Deutsche Bank analyst Bill Dreher, who has a hold rating on Walmart, had this to say about the company: “Walmart’s core customer remains economically challenged, and begrudges Walmart’s recent merchandising errors. This will likely trump inflation and we model fiscal year 2011 comps flat. Today’s report also raised investor fears that EPS results on cost cuts may become more difficult to achieve in 2011. We see little Walmart can do quickly to drive shares higher as they struggle to define a new strategy and correct past errors.”

Meanwhile, J.P. Morgan analyst Charles Grom, in a research note titled, “Bentonville…We have a problem,” said it appeared the issues facing Walmart were far worse that imagined the prior week when the firm downgraded the company to neutral and suggest investors move to the sidelines.

“To this end, we’re increasingly concerned that many of the key culprits behind the unfavorable trends (i.e. weak traffic, lost share in key consumable categories, and discretionary weakness) are likely to persist not only in 1Q, but perhaps the balance of the year,” said Grom. 

“Said differently, Wal-Mart appears to have alienated or displaced many low income and upper income shoppers over the past few years through its wide array of merchandise assortment changes.
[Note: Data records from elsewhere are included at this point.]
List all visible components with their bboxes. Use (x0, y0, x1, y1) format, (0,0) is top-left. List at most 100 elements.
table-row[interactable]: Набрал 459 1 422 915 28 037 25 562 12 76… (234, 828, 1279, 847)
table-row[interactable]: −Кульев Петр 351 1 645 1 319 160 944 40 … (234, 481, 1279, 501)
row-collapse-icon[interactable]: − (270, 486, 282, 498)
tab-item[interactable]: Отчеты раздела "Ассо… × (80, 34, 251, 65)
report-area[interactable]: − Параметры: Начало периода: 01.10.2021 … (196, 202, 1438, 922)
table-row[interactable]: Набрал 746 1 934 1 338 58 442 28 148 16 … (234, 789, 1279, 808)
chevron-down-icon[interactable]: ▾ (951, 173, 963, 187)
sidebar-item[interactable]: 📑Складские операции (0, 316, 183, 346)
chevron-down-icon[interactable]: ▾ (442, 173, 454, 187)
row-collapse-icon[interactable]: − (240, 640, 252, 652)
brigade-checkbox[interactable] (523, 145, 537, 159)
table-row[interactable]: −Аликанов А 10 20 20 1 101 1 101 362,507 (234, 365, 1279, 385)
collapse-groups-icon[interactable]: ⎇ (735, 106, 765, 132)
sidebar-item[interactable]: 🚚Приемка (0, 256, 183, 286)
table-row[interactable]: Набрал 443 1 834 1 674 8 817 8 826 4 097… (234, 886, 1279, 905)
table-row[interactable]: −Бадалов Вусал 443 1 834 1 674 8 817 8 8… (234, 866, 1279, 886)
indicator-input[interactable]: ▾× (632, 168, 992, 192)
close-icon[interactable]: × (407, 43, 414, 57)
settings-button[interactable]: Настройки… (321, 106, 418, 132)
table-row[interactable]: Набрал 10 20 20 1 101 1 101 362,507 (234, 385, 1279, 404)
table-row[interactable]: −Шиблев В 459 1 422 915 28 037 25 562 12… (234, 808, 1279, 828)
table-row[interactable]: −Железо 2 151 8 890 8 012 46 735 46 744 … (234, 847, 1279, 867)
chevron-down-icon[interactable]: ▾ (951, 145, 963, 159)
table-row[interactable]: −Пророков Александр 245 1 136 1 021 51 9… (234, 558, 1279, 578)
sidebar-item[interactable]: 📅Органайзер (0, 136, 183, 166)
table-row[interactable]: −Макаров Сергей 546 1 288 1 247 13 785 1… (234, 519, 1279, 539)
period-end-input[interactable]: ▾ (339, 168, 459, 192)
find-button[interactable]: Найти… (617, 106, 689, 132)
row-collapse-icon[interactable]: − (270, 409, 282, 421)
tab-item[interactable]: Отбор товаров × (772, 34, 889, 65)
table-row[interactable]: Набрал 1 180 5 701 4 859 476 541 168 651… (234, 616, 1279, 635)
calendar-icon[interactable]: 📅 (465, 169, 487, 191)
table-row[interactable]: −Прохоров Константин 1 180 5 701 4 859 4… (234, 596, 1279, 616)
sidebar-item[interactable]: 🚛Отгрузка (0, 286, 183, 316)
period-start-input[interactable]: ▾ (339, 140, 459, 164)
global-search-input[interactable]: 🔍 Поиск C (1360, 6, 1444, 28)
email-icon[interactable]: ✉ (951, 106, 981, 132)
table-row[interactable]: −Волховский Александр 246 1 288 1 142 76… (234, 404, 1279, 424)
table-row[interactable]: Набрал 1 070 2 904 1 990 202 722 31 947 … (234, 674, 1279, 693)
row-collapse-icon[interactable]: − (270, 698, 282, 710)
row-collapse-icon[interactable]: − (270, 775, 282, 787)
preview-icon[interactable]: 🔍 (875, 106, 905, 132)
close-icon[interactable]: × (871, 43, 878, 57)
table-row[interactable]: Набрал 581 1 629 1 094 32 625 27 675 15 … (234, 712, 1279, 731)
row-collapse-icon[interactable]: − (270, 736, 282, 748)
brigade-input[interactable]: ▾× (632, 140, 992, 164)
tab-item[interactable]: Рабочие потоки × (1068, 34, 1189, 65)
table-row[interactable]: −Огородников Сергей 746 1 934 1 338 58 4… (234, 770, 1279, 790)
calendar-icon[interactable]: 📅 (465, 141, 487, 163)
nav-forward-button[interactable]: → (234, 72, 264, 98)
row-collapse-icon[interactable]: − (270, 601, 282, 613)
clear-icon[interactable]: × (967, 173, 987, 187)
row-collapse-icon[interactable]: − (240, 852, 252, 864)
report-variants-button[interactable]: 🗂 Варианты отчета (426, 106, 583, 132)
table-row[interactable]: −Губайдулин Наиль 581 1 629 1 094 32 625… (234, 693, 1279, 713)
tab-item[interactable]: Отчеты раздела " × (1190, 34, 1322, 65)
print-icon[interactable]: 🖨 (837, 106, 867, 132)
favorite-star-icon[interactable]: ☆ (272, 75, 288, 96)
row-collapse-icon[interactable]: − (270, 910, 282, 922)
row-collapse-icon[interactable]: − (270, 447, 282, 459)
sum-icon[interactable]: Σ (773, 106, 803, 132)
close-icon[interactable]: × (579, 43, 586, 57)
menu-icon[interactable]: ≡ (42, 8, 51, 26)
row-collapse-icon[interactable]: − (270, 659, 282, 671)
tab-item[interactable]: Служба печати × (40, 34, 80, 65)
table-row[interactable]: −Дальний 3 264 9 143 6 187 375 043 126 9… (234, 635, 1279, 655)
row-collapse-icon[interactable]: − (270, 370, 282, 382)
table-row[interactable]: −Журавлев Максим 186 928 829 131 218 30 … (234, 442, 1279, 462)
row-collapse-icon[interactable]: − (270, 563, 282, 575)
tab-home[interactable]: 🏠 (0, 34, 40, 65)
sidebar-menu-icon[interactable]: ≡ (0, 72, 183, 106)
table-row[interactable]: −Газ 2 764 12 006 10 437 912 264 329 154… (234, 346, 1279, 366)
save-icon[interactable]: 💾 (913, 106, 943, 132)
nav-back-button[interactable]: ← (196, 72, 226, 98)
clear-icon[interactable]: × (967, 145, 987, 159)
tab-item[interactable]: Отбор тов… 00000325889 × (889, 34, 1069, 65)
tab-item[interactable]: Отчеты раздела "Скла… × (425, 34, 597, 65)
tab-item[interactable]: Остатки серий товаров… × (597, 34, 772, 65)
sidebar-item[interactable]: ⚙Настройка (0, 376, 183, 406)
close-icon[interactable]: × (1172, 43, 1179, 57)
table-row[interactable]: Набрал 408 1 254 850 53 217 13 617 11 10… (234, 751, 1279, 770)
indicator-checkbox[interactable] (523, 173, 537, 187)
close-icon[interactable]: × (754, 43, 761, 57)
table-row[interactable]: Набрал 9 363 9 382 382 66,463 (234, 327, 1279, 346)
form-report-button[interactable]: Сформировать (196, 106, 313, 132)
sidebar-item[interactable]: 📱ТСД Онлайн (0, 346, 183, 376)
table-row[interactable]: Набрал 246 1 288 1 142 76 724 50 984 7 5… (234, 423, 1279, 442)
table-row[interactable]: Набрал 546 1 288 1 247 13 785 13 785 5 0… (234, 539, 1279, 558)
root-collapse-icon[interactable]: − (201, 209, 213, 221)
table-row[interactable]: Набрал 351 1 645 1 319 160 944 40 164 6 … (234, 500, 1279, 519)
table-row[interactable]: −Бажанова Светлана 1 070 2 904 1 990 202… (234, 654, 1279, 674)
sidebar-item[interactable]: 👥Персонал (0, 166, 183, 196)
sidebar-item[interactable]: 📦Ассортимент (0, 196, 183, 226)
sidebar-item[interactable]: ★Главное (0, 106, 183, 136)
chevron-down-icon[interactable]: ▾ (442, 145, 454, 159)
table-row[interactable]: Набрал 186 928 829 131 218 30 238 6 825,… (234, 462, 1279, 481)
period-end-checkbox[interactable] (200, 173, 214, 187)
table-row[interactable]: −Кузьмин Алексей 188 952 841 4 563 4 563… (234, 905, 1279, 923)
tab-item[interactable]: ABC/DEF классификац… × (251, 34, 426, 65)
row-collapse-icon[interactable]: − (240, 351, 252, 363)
Unfortunately, once that customer has found a replacement shop, it can be very challenging to recover -- ask Safeway or Supervalu.”

Over at Sanford Bernstein, Colin McGranahan said, “With traffic in the U.S. still negative, consumables comps turning negative, and discretionary categories remaining weak, it's hard to see any signs of improvement from the merchandising reversals and initiatives undertaken earlier in the year.”

He also commented that the four-point plan announced by Walmart U.S president and CEO Bill Simon to improve the productivity of existing stores was hardly revolutionary and questioned whether incremental change would yield anything other than incremental results.

“Clearly, a better spending environment for the low-end consumer would help, but that is likely to take some time, while higher prices for gas, food, apparel, etc. are likely to impact materially lower-end consumer discretionary spending,” according to McGranahan.